The Count, her husband, was desperately ill in Paris when the war broke out and he was kept alive only through the devoted care of his wife. We arranged with the French authorities that the Countess might remain in Paris with her husband, although all other Hungarian people were, without exception, being shipped off to detention camps. Later the Countess twice received notice from the Prefecture that she was to be immediately imprisoned, and each time by enlisting the personal assistance of Ambassador Herrick I managed to have the decree delayed.

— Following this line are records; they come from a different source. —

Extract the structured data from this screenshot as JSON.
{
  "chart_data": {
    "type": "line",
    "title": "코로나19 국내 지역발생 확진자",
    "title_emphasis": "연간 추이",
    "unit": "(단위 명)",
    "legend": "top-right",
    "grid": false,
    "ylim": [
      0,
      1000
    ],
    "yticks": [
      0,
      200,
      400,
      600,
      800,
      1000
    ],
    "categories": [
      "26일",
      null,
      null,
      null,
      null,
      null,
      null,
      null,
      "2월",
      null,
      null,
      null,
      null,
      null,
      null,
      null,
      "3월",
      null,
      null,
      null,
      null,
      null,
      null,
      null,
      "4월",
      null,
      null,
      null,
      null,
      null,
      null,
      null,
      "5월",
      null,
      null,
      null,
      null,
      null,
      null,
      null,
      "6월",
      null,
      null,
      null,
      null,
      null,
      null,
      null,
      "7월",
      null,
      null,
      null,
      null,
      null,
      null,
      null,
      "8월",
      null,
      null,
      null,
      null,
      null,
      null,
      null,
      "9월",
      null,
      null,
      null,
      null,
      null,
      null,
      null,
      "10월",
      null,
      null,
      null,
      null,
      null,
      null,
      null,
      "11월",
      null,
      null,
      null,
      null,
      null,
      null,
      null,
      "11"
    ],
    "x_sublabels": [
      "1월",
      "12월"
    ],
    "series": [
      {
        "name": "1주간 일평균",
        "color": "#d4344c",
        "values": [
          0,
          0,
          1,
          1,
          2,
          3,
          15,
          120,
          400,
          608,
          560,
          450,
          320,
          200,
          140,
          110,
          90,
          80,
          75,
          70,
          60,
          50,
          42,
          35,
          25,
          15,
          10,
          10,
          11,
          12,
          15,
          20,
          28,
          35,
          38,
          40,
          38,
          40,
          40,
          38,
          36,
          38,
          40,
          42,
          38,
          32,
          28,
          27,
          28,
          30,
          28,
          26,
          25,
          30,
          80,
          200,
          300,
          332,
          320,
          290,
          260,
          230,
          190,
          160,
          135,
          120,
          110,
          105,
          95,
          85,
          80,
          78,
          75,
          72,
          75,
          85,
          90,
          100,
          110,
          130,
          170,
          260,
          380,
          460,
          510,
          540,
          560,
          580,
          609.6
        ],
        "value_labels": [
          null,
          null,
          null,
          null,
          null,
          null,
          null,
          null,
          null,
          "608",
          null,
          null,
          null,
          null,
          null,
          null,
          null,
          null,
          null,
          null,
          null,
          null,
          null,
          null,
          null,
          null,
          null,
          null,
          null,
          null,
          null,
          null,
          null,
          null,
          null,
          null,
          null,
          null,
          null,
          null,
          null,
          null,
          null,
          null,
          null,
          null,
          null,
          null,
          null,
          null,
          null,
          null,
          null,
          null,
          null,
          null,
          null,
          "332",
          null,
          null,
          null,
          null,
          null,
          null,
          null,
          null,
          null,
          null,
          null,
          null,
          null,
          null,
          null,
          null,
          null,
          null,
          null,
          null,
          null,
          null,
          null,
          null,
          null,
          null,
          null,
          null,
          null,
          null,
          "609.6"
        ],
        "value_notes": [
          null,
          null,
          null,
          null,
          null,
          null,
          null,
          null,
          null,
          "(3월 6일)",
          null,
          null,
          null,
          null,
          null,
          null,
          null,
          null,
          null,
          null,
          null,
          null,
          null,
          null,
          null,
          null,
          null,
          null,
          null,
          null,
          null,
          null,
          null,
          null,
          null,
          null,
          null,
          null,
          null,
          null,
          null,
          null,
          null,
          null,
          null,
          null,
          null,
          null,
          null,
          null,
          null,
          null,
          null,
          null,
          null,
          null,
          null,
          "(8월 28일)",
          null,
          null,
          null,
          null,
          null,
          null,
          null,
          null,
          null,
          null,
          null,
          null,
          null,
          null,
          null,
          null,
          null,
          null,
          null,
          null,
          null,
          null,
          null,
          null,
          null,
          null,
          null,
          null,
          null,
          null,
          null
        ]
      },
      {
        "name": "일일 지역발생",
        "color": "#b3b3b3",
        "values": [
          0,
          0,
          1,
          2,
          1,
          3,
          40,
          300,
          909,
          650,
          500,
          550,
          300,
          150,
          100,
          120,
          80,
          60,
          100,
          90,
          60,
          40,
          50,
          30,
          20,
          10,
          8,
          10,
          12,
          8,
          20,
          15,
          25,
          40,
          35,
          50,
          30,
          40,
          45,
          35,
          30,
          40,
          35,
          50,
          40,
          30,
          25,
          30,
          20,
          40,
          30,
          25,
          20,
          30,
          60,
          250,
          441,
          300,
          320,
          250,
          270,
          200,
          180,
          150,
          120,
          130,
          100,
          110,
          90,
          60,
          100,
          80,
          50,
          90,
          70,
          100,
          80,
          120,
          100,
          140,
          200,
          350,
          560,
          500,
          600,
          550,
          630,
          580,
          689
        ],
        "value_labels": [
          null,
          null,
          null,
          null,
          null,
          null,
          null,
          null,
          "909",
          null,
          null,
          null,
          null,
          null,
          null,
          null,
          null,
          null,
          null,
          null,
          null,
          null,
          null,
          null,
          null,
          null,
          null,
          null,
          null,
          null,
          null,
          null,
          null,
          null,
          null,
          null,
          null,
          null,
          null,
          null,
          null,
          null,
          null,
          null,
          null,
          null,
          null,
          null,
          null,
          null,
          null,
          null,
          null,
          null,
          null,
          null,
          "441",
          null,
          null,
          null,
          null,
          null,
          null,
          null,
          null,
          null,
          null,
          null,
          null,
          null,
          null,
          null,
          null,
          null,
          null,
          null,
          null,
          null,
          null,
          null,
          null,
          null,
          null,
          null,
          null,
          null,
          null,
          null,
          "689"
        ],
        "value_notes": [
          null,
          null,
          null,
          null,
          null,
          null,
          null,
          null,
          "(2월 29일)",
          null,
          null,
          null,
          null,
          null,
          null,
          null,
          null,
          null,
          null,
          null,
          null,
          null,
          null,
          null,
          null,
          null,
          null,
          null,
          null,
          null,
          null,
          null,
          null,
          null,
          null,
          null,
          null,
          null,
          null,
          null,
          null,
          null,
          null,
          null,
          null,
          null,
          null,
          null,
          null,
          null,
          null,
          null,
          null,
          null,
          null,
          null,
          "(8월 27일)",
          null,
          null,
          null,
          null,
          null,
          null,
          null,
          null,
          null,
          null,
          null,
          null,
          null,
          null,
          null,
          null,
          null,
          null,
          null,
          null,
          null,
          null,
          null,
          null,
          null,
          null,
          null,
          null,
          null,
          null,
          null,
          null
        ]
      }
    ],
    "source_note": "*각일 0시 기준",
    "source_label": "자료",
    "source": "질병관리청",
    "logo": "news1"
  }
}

The children of the family, of whom there were seven under ten years of age, were living at a château on the French coast, at Paris-Plage, near Boulogne. When the German army began to sweep towards the coast in a seemingly irresistible flood, the Countess came to me to say how fearful she felt for the safety of her children, left in the care of servants and governesses. Yesterday, when the fall of Antwerp was confirmed and when even the official announcements went so far as to talk of fighting in the neighborhood of Arras, she came again. I went to Mr. Herrick and asked if I might be allowed to go to the coast and bring the children back to Paris. The permission was the more readily granted because there were several other errands to be done in the same direction, notably to carry communications to our Consular Agent in Amiens, who had remained in that city during the German occupation and from whom little had since been heard.